Reflections on the Readings for Sunday 28 April 2013
Acts 14:21-27; Psalm 145:8-13; Revelation 21:1-5a; John 13:31-33a, 34-35
Easter is such a great mystery that we can’t keep it to one Sunday of the year or even to one week – it spills over into a whole season. On this, the fifth Sunday of Easter, we are reminded of the kind of kingdom that we seek, and long for, and strive to live into as the people of God, the kind of world that the death and resurrection of Jesus ultimately makes possible.
It isn’t how orthodox our beliefs are, or how much we accomplish, or how we name ourselves that ultimately marks us as followers of Jesus – it is the degree to which we love each other with the radical self-giving love that Jesus modeled.
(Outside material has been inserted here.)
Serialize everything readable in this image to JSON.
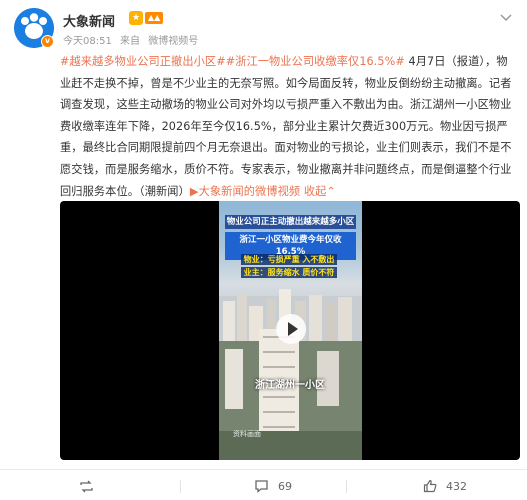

When people see and experience that love, however imperfectly we incarnate it, they are touched by the divine. They glimpse the glory of God and God’s Kingdom comes. That is why the message that Paul and Barnabas preached is called the ‘good news’ – it is the declaration of God’s scandalously inclusive love, a love which embraces the outsiders and brings them in.
Psalm 145, a hymn in praise of the God of love whose kingdom comes, describes God in these terms: gracious; merciful; slow to anger; exceedingly kind; good to all; compassionate toward the whole world and all its inhabitants. That is what the King is like, so just imagine the Kingdom.
In the vision of the glorious future found in the reading from Revelation, this God is at home among humanity. The old order built upon exclusion and selfish power will have passed away, and everything will have been made new. In the light of that eagerly anticipated future, how much of what we are doing now will be swept away with the old and how much will be gathered up and find its completion in the new? It will come down to love.